The Ark in Space [Classic Doctor Who]

Doctor Who has long been my favorite show, but in recent years rewatchings of old episodes have been few and far between.  But recently I decided to spend some of my 50th birthday spending money on some of these adventures, and enjoy them with one or two of my nerdier daughters.

(Daily Doctor Who #27)

The Ark in Space

Starring Tom Baker as the Fourth Doctor.
Companions:  Elisabeth Sladen as Sarah Jane Smith and Ian Marter as Harry Sullivan.
Written by Robert Holmes.  Directed by Rodney Bennett.

Format:  4 episodes, each about 25 minutes long
Originally Aired:  January-February 1975 (Episodes 5-8 of Season 12)

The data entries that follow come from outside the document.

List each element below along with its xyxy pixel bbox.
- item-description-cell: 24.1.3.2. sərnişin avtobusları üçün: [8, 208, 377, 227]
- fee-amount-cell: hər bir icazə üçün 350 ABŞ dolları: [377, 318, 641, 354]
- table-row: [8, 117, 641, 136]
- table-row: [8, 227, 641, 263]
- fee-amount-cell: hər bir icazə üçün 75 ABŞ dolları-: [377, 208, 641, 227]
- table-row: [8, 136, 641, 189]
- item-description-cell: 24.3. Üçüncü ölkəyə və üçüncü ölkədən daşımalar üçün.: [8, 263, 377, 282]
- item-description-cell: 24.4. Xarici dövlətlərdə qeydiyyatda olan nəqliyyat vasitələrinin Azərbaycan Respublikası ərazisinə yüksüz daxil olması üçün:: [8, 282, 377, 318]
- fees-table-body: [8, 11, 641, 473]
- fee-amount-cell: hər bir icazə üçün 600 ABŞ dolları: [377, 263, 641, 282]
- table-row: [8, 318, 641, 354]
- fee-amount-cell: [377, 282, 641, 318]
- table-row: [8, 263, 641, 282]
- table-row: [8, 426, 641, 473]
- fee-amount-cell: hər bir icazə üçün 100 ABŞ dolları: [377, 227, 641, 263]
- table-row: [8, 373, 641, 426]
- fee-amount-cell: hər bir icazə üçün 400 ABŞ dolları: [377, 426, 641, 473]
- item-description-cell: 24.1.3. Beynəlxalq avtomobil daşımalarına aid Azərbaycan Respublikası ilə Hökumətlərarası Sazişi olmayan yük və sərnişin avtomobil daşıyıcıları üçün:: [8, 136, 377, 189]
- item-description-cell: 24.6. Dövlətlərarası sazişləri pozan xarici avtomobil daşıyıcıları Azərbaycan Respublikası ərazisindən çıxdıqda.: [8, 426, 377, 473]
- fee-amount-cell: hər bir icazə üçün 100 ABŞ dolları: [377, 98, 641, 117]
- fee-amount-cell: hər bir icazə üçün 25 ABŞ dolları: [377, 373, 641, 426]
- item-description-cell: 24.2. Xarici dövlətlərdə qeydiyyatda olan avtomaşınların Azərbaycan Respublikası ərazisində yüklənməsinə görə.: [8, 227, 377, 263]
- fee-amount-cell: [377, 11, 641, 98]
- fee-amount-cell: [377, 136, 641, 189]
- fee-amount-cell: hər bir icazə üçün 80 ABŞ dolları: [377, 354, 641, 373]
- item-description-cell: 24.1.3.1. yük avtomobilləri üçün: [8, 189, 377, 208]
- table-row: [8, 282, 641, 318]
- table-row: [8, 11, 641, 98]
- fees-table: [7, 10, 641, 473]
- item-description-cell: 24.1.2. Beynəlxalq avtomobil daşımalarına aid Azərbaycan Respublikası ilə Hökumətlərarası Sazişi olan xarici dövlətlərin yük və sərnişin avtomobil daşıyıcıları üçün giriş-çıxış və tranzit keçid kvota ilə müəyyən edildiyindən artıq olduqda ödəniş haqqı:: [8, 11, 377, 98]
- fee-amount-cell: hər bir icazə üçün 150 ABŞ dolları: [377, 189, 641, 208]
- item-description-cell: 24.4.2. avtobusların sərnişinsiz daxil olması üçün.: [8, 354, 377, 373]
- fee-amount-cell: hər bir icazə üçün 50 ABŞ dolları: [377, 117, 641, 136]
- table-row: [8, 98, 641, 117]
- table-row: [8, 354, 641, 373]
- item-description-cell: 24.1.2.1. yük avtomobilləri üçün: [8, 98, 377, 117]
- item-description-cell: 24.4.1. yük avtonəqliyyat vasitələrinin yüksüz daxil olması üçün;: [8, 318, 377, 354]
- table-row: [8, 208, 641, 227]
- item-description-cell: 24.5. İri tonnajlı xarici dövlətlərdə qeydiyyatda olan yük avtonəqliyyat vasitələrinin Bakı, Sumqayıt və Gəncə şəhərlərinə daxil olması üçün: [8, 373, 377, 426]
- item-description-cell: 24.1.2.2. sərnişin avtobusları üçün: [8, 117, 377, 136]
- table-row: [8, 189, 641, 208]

The Ark in Space is the second Tom Baker / Fourth Doctor story, but the first to be released under the official creative auspices of producer Philip Hinchcliffe and script editor Robert Holmes. Thus it shows a marked increase in the use of horror-themes in its storytelling, which is a tone very different from the Barry Letts / Terrance Dicks era which ran over the previous five seasons of the show.

Spoilers Ahead!

If you didn’t know any better, it’d be easy to think that The Ark in Space ripped heavily off of the movie Alien. After all, the story is about a small group of survivors of a space vessel, who awaken from cryosleep to find themselves in a confrontation with a malevolent and destructive alien that gestates inside a human host body. Many characters are killed off as the humans attempt to survive, and the plot involves a character having to crawl through the ship’s ventilation tunnels, under constant threat of an alien attack. On top of all that, the Hinchcliffe / Holmes era is known for borrowing from famous horror movies for some of its plots, such as Frankenstein (The Brain of Morbius), The Thing From Another World (The Seeds of Death), The Mummy (The Pyramids of Mars) and so on.

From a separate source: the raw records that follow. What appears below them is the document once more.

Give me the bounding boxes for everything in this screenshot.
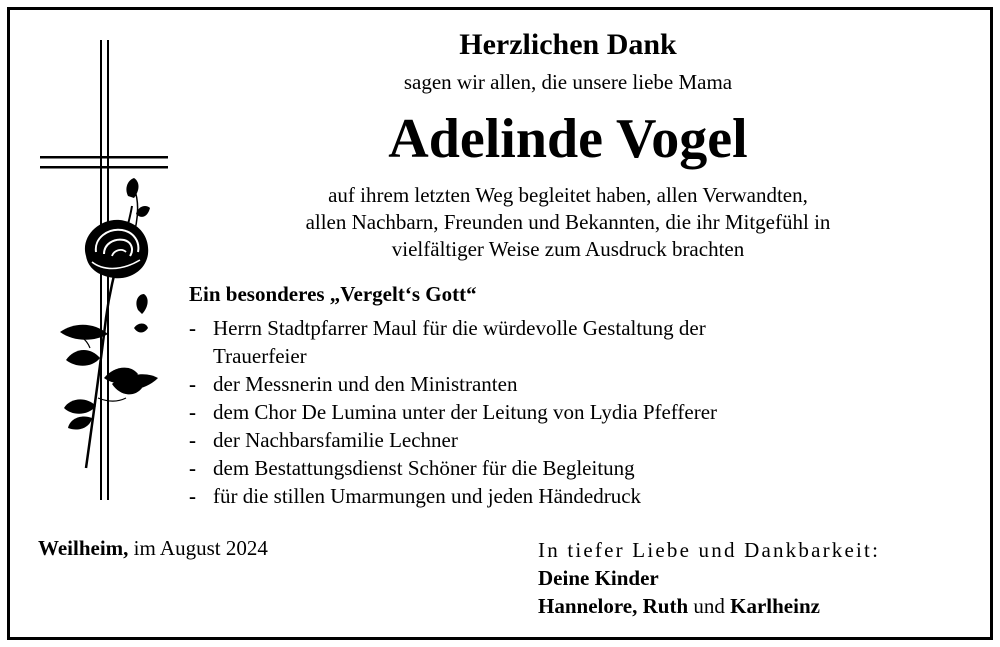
place-date [38,536,268,561]
list-item [189,398,717,426]
list-item-text: für die stillen Umarmungen und jeden Händedruck [213,484,642,508]
list-item-text: dem Chor De Lumina unter der Leitung von Lydia Pfefferer [213,400,718,424]
signers-names [538,592,880,620]
list-item-text: der Messnerin und den Ministranten [213,372,518,396]
signer-conjunction: und [693,594,725,618]
notice-subtitle: sagen wir allen, die unsere liebe Mama [403,70,733,94]
list-item [189,370,717,398]
list-item-text: der Nachbarsfamilie Lechner [213,428,458,452]
list-item-text: dem Bestattungsdienst Schöner für die Begleitung [213,456,635,480]
dash-bullet: - [189,400,196,424]
dash-bullet: - [189,372,196,396]
list-item-text: Herrn Stadtpfarrer Maul für die würdevolle Gestaltung der [213,316,706,340]
list-item [189,426,717,454]
dash-bullet: - [189,428,196,452]
thanks-message-line: auf ihrem letzten Weg begleitet haben, allen Verwandten, [328,183,808,207]
signers-line: Deine Kinder [538,566,659,590]
closing-phrase: In tiefer Liebe und Dankbarkeit: [538,538,881,562]
thanks-message-line: allen Nachbarn, Freunden und Bekannten, die ihr Mitgefühl in [305,210,831,234]
deceased-name: Adelinde Vogel [388,108,748,170]
signer-names-first: Hannelore, Ruth [538,594,689,618]
place-name: Weilheim, [38,536,129,560]
list-item [189,454,717,482]
list-item [189,314,717,370]
dash-bullet: - [189,484,196,508]
date-text: im August 2024 [133,536,268,560]
cross-with-rose-icon [38,38,178,518]
list-item [189,482,717,510]
signer-name-last: Karlheinz [730,594,820,618]
thanks-message-line: vielfältiger Weise zum Ausdruck brachten [391,237,745,261]
dash-bullet: - [189,316,196,340]
thanks-message [180,182,956,263]
dash-bullet: - [189,456,196,480]
special-thanks-list [189,314,717,510]
special-thanks-heading: Ein besonderes „Vergelt‘s Gott“ [189,282,477,306]
closing-block [538,536,880,620]
list-item-text-continued: Trauerfeier [213,344,307,368]
notice-title: Herzlichen Dank [459,28,677,61]
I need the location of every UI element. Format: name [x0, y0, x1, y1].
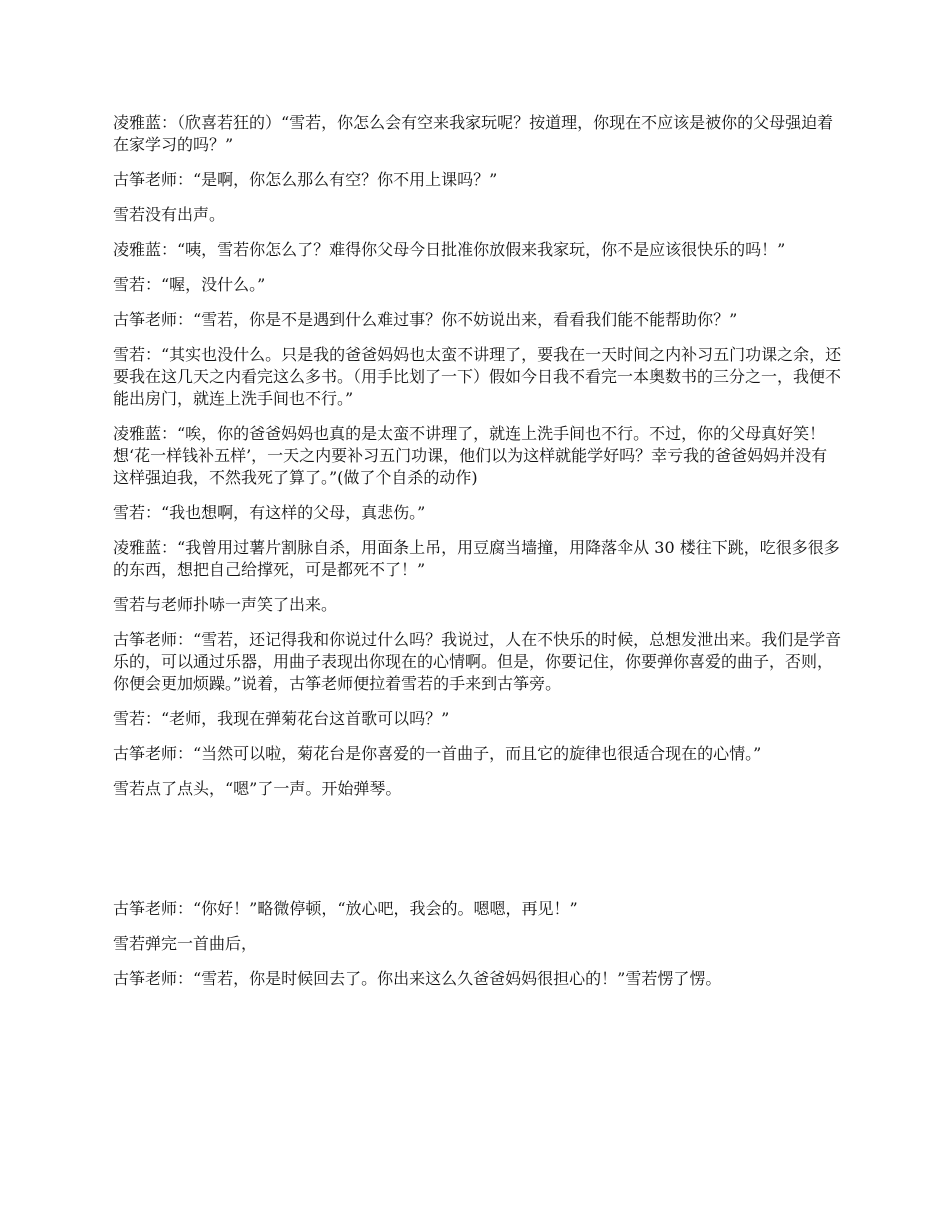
- paragraph: 雪若点了点头，“嗯”了一声。开始弹琴。: [113, 779, 402, 798]
- paragraph: 古筝老师：“当然可以啦，菊花台是你喜爱的一首曲子，而且它的旋律也很适合现在的心情。”: [113, 744, 762, 763]
- paragraph: 古筝老师：“雪若，还记得我和你说过什么吗？我说过，人在不快乐的时候，总想发泄出来。我们是学音乐的，可以通过乐器，用曲子表现出你现在的心情啊。但是，你要记住，你要弹你喜爱的曲子，否则，你便会更加烦躁。”说着，古筝老师便拉着雪若的手来到古筝旁。: [113, 630, 842, 693]
- paragraph: 凌雅蓝：“我曾用过薯片割脉自杀，用面条上吊，用豆腐当墙撞，用降落伞从 30 楼往下跳，吃很多很多的东西，想把自己给撑死，可是都死不了！”: [113, 538, 840, 579]
- document-page: [113, 112, 843, 1003]
- paragraph: 古筝老师：“是啊，你怎么那么有空？你不用上课吗？”: [113, 170, 498, 189]
- paragraph: 雪若：“喔，没什么。”: [113, 275, 266, 294]
- paragraph: 雪若：“我也想啊，有这样的父母，真悲伤。”: [113, 503, 426, 522]
- paragraph: 雪若与老师扑哧一声笑了出来。: [113, 595, 338, 614]
- paragraph: 雪若：“其实也没什么。只是我的爸爸妈妈也太蛮不讲理了，要我在一天时间之内补习五门功课之余，还要我在这几天之内看完这么多书。（用手比划了一下）假如今日我不看完一本奥数书的三分之一，我便不能出房门，就连上洗手间也不行。”: [113, 345, 842, 408]
- paragraph: 雪若：“老师，我现在弹菊花台这首歌可以吗？”: [113, 709, 450, 728]
- paragraph: 凌雅蓝：“咦，雪若你怎么了？难得你父母今日批准你放假来我家玩，你不是应该很快乐的吗！”: [113, 240, 786, 259]
- paragraph: 凌雅蓝：（欣喜若狂的）“雪若，你怎么会有空来我家玩呢？按道理，你现在不应该是被你的父母强迫着在家学习的吗？”: [113, 113, 834, 154]
- paragraph: 凌雅蓝：“唉，你的爸爸妈妈也真的是太蛮不讲理了，就连上洗手间也不行。不过，你的父母真好笑！想‘花一样钱补五样’，一天之内要补习五门功课，他们以为这样就能学好吗？幸亏我的爸爸妈妈并没有这样强迫我，不然我死了算了。”(做了个自杀的动作): [113, 424, 828, 487]
- paragraph: 雪若弹完一首曲后，: [113, 934, 258, 953]
- paragraph: 雪若没有出声。: [113, 205, 226, 224]
- paragraph: 古筝老师：“雪若，你是不是遇到什么难过事？你不妨说出来，看看我们能不能帮助你？”: [113, 310, 738, 329]
- paragraph: 古筝老师：“雪若，你是时候回去了。你出来这么久爸爸妈妈很担心的！”雪若愣了愣。: [113, 969, 722, 988]
- paragraph: 古筝老师：“你好！”略微停顿，“放心吧，我会的。嗯嗯，再见！”: [113, 899, 578, 918]
- blank-gap: [113, 813, 843, 898]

However, if you thought this, you’d be wrong, because Alien came out in 1979, over four years after this story. So…did The Ark in Space influence Alien? Maybe. Who can tell?

Either way, it does stand out as the start of a new era in the series, and a solid piece of science fiction storytelling.

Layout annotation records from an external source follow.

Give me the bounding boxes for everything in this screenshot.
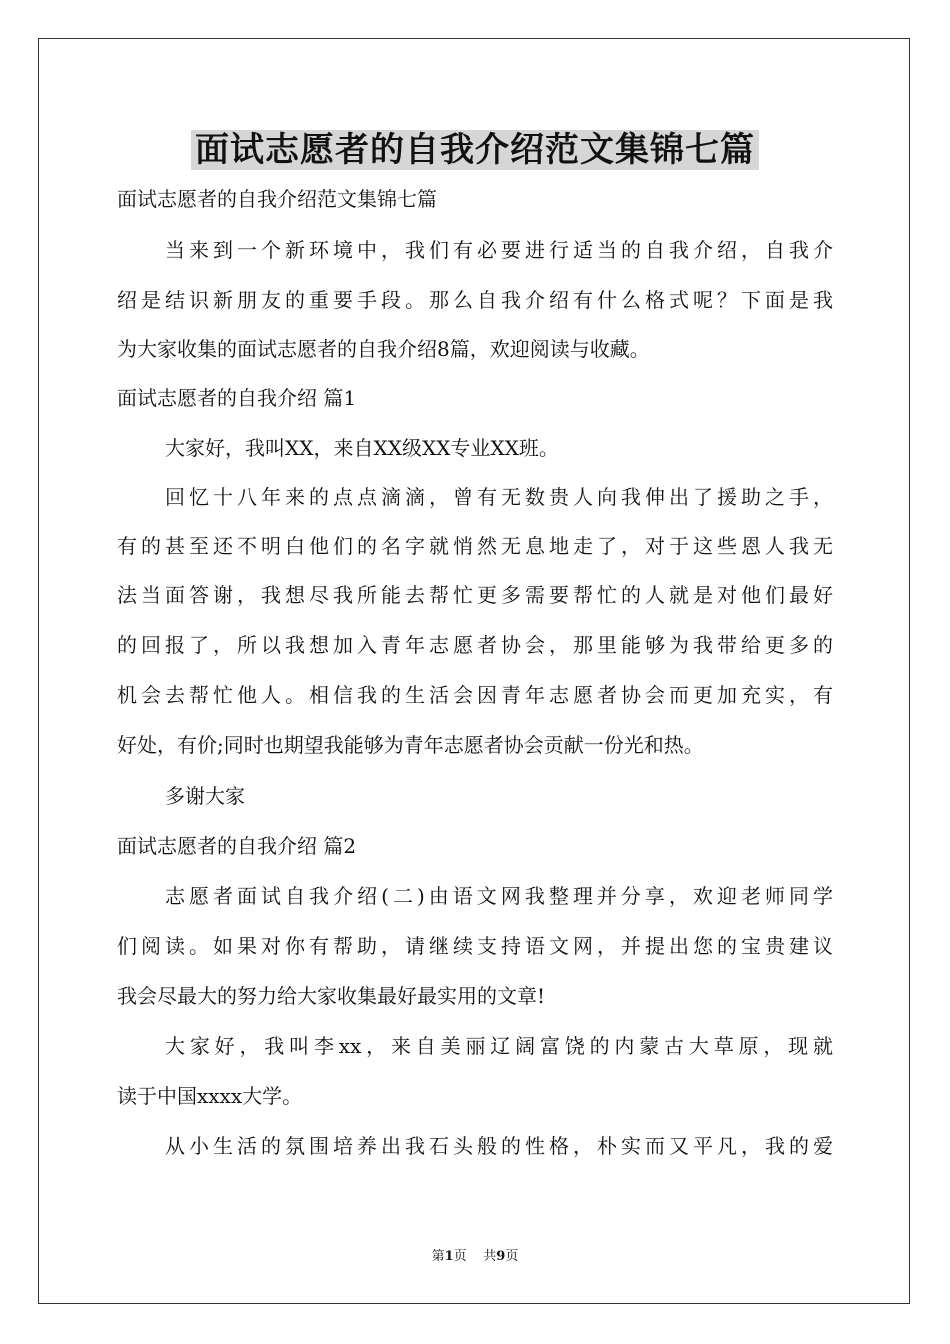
document-title (0, 122, 950, 178)
section1-line-3: 有的甚至还不明白他们的名字就悄然无息地走了，对于这些恩人我无 (117, 534, 833, 558)
footer-page-total: 9 (496, 1249, 506, 1264)
subtitle-line: 面试志愿者的自我介绍范文集锦七篇 (117, 187, 437, 211)
intro-line-2: 绍是结识新朋友的重要手段。那么自我介绍有什么格式呢？下面是我 (117, 288, 833, 312)
intro-line-1: 当来到一个新环境中，我们有必要进行适当的自我介绍，自我介 (165, 238, 833, 262)
section1-line-1: 大家好，我叫XX，来自XX级XX专业XX班。 (165, 436, 559, 460)
section2-line-6: 从小生活的氛围培养出我石头般的性格，朴实而又平凡，我的爱 (165, 1134, 833, 1158)
footer-page-current: 1 (444, 1249, 454, 1264)
section2-line-3: 我会尽最大的努力给大家收集最好最实用的文章! (117, 984, 546, 1008)
footer-page-unit: 页 (453, 1249, 467, 1264)
section1-line-8: 多谢大家 (165, 784, 245, 808)
section1-line-4: 法当面答谢，我想尽我所能去帮忙更多需要帮忙的人就是对他们最好 (117, 583, 833, 607)
section1-line-2: 回忆十八年来的点点滴滴，曾有无数贵人向我伸出了援助之手， (165, 485, 833, 509)
page-footer (0, 1247, 950, 1267)
section2-line-5: 读于中国xxxx大学。 (117, 1084, 303, 1108)
section1-line-5: 的回报了，所以我想加入青年志愿者协会，那里能够为我带给更多的 (117, 633, 833, 657)
section2-line-1: 志愿者面试自我介绍(二)由语文网我整理并分享，欢迎老师同学 (165, 884, 833, 908)
section-heading-1: 面试志愿者的自我介绍 篇1 (117, 386, 357, 410)
footer-total-unit: 页 (505, 1249, 519, 1264)
section2-line-2: 们阅读。如果对你有帮助，请继续支持语文网，并提出您的宝贵建议 (117, 934, 833, 958)
section1-line-6: 机会去帮忙他人。相信我的生活会因青年志愿者协会而更加充实，有 (117, 683, 833, 707)
section2-line-4: 大家好，我叫李xx，来自美丽辽阔富饶的内蒙古大草原，现就 (165, 1034, 833, 1058)
page-frame (38, 38, 910, 1304)
document-title-text: 面试志愿者的自我介绍范文集锦七篇 (191, 130, 759, 170)
intro-line-3: 为大家收集的面试志愿者的自我介绍8篇，欢迎阅读与收藏。 (117, 337, 650, 361)
footer-total-prefix: 共 (483, 1249, 497, 1264)
footer-page-prefix: 第 (431, 1249, 445, 1264)
section-heading-2: 面试志愿者的自我介绍 篇2 (117, 834, 357, 858)
section1-line-7: 好处，有价;同时也期望我能够为青年志愿者协会贡献一份光和热。 (117, 733, 704, 757)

It’s interesting that The Ark in Space starts with a whole episode with almost no other characters but the regulars. The Doctor, Harry and Sarah Jane arrive at the seemingly lifeless ark and are left to just wander around and try to make sense of the future they have found themselves in. It creates a context for the story that is both expansive and bleak. When the Doctor comes to understand what the rows upon rows of frozen humans represents, he marvels at their perseverance and ingenuity, but there’s very little inspiration in the scene–rather, there’s a sense of humanity desperately clinging to life, like we don’t know if they are going to make it or not. It’s an unusual sort of melancholy for the series to achieve.

And this is of course followed up by the absolute horrific idea of the Wirrn eating out their human hosts from the inside. The show takes that even a step further with the idea that those humans are then mentally absorbed into the Wirrn consciousness–humanity is not only in danger of being eaten, they are in danger of losing their identity. And because of the whole solar flare / ark idea, they are actually on the verge of extinction. Of course, there have been threats to earth before, but rarely has that danger felt as convincing.

Of course, what’s not convincing are the special effects for the story. Noah’s transformation in3to a Wirrn is achieved largely through the use of painted bubble wrap. It’s one thing to have some bad special effects. It’s quite another thing to have those bad special effects be instantly recognizable as repurposed common household objects. Now, in fairness, bubble wrap was apparently not such a common object in 1975, but that doesn’t help me now. Either way, there’s no choice but to actively suspend ones disbelief and just accept some of the ludicrous visuals and get on with the story.

But in this case, I don’t find it difficult to do because the rest of the material is so compelling. The world that is created around this story is fascinating and filled with some of the more bizarrely alien versions of humanity that the show has ever given us. The main cast are all solid and believable, and do a great job reacting to all the weirdness going on.

With the story I was only a bit disappointed by the death of Rogin, as his more passionate personality seemed like the perfect one to set up as the guy who is going to help his people face the challenge of reclaiming their world. Also, having him knock out the Doctor in order to save his life is a tired cliche that is made worse by how unconvincingly the punch is actually performed and staged.

Still, it’s an impressive and worthwhile effort which everyone involved should be proud of.